阪急線には、なにわ筋線が計画されるよりもずっも前から計画している路線があります。それは、阪急新大阪連絡線です。阪急新大阪連絡線とは、十三駅から新大阪駅を経由して、淡路駅に至るルートです。なにわ筋線は1980年代から計画され始めましたが、阪急新大阪連絡線は、東海道新幹線が開通し、新大阪駅ができるのに備えて、1961年から計画がなされていました。しかし、この路線を作るにあたっては、様々な問題があり、この路線は、未だ存在していません。つまり、阪急にとって、十三駅と新大阪駅を結ぶのは昔からの悲願なのです。この悲願がなにわ筋線ができることで、達成できるのです。



⑩大阪環状線の運転増につながる

なにわ筋線がない現在、和歌山方面に向かうくろしおや関空に向かうはるかといったJRの特急列車は、大阪環状線の西半分を使い、阪和線に入り、和歌山や関空方向に向かいます。これにより、大阪環状線は、本数を増やせません。なにわ筋線ができ、くろしおやはるかがなにわ筋線を使えば、大阪環状線の本数を増やすことができます。そうすれば、大阪環状線の混雑緩和にも繋がります。

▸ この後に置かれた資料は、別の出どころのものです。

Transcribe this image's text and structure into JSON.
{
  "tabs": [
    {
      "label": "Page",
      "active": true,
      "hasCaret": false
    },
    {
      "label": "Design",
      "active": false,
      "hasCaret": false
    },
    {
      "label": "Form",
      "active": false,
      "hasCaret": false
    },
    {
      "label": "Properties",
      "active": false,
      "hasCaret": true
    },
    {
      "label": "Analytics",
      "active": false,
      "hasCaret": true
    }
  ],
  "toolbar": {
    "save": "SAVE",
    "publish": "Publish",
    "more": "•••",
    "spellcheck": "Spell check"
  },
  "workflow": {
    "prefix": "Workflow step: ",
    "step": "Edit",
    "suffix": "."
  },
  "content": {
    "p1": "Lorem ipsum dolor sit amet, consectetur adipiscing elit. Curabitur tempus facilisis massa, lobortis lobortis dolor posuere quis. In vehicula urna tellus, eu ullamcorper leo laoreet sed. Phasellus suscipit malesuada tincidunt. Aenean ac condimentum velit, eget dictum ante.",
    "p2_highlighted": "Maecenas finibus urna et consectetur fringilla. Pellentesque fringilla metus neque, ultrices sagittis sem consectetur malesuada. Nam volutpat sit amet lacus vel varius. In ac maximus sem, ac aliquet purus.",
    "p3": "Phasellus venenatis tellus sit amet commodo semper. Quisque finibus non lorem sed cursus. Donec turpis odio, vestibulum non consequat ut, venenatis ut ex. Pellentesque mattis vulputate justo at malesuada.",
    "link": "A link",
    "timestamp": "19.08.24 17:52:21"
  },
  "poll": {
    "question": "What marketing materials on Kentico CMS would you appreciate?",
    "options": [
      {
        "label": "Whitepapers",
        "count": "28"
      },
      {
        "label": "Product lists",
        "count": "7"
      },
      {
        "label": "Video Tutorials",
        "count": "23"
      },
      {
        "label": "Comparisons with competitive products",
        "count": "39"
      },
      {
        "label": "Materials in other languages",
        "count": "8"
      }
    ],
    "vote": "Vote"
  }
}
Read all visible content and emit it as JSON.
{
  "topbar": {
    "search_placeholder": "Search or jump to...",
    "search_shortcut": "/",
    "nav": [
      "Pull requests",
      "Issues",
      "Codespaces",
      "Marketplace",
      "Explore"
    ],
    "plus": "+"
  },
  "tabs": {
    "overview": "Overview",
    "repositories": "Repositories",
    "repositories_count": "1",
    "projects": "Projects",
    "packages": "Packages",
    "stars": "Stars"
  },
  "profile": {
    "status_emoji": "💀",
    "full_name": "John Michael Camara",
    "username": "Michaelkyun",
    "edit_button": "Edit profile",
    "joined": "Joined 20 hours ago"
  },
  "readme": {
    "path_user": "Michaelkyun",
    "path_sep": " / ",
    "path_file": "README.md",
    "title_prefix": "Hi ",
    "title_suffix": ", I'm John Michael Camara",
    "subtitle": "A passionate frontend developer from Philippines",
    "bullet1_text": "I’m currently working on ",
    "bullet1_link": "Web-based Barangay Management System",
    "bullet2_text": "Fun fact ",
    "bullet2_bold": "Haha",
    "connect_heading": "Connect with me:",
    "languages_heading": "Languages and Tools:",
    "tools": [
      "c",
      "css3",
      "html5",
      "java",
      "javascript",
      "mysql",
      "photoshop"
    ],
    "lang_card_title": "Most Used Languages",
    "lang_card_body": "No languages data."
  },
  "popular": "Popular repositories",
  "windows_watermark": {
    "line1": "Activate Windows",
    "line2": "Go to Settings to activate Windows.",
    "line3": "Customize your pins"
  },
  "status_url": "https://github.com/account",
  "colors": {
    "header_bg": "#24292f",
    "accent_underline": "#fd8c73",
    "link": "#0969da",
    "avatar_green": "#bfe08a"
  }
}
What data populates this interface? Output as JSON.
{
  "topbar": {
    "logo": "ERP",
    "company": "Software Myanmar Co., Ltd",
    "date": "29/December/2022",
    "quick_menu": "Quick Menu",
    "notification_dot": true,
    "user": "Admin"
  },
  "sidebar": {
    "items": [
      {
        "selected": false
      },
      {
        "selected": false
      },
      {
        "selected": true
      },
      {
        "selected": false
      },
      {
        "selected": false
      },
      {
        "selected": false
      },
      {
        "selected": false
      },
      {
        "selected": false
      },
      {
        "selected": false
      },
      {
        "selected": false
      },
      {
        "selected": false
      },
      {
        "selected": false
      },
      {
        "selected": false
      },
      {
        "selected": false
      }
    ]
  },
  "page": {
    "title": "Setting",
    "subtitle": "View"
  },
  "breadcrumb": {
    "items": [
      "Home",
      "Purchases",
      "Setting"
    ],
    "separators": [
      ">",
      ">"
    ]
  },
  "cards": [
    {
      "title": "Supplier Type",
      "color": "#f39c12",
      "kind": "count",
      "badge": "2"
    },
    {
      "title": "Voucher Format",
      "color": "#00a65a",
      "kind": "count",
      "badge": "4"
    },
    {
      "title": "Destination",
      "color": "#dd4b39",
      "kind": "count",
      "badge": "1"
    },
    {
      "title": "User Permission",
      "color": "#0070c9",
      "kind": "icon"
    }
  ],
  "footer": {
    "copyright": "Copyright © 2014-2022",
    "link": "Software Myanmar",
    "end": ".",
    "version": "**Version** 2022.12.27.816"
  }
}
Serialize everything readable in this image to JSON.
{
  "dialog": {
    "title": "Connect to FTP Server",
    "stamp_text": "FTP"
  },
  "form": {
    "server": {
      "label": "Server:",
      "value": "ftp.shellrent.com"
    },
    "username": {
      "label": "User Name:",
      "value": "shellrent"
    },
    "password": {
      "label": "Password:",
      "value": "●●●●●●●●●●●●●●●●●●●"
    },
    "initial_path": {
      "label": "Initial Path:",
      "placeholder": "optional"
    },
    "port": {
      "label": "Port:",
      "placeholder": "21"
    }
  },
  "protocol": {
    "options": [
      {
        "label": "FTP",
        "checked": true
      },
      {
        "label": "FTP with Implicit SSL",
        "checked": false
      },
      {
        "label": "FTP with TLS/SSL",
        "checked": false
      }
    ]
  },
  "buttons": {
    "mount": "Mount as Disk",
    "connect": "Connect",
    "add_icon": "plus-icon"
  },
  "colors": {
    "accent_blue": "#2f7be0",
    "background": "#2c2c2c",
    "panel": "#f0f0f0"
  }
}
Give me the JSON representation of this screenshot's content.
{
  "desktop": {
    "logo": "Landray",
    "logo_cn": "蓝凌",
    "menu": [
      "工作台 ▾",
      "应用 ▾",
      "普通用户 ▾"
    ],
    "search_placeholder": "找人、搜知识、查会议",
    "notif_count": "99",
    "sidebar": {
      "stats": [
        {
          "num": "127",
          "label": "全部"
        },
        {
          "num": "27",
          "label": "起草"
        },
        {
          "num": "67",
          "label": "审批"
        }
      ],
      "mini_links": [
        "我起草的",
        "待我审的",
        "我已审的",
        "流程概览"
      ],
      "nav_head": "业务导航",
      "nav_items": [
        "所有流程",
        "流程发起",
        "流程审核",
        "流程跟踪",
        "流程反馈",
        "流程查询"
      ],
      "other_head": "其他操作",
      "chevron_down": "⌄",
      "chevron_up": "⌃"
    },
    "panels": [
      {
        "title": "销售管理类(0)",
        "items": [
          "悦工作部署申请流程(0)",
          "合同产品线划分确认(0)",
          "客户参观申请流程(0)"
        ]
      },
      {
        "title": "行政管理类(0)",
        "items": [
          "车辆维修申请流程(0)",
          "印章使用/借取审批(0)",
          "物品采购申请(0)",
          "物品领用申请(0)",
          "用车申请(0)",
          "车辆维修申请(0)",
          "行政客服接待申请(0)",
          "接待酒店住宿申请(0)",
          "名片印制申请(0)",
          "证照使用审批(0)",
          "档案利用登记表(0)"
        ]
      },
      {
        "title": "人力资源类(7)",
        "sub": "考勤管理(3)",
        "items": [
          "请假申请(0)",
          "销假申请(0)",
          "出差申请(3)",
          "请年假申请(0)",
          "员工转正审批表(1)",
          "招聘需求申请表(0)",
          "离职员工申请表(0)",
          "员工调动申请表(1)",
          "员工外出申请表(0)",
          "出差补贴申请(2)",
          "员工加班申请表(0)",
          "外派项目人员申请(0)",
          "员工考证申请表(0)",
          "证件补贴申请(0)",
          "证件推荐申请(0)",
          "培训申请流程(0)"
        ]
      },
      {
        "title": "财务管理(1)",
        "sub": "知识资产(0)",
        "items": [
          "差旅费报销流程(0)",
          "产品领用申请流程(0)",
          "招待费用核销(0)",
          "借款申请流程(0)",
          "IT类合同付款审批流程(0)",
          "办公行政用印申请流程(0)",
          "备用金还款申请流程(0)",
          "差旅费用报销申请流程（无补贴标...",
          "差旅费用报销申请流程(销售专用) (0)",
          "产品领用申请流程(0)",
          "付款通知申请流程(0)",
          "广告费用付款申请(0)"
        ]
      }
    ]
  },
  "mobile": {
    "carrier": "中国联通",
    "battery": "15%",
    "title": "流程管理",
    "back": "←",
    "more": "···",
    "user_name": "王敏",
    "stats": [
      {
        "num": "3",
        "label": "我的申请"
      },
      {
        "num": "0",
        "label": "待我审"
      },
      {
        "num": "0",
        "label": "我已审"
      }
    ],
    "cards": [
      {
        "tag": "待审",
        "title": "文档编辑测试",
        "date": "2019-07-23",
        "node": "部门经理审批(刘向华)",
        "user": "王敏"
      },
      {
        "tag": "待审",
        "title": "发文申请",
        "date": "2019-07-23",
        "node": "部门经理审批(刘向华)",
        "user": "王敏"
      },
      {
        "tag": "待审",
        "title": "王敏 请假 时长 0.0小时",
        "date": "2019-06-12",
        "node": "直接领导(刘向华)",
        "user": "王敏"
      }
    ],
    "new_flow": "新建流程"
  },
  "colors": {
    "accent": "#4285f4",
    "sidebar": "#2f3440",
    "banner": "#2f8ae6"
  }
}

このように、なにわ筋線は、新大阪、梅田、なんば、関空が一本で結ばれるだけでなく、大阪の様々な問題を一挙に解決し、大阪を活性化させる路線です。また、この路線ができることで、JR西日本、南海、阪急、そして、間接的でありますが、京阪も良い影響を受けます。建設費の問題などもあると思いますが、なにわ筋線は大阪に絶対必要な路線だと思いますので、ぜひともできてほしいと思います。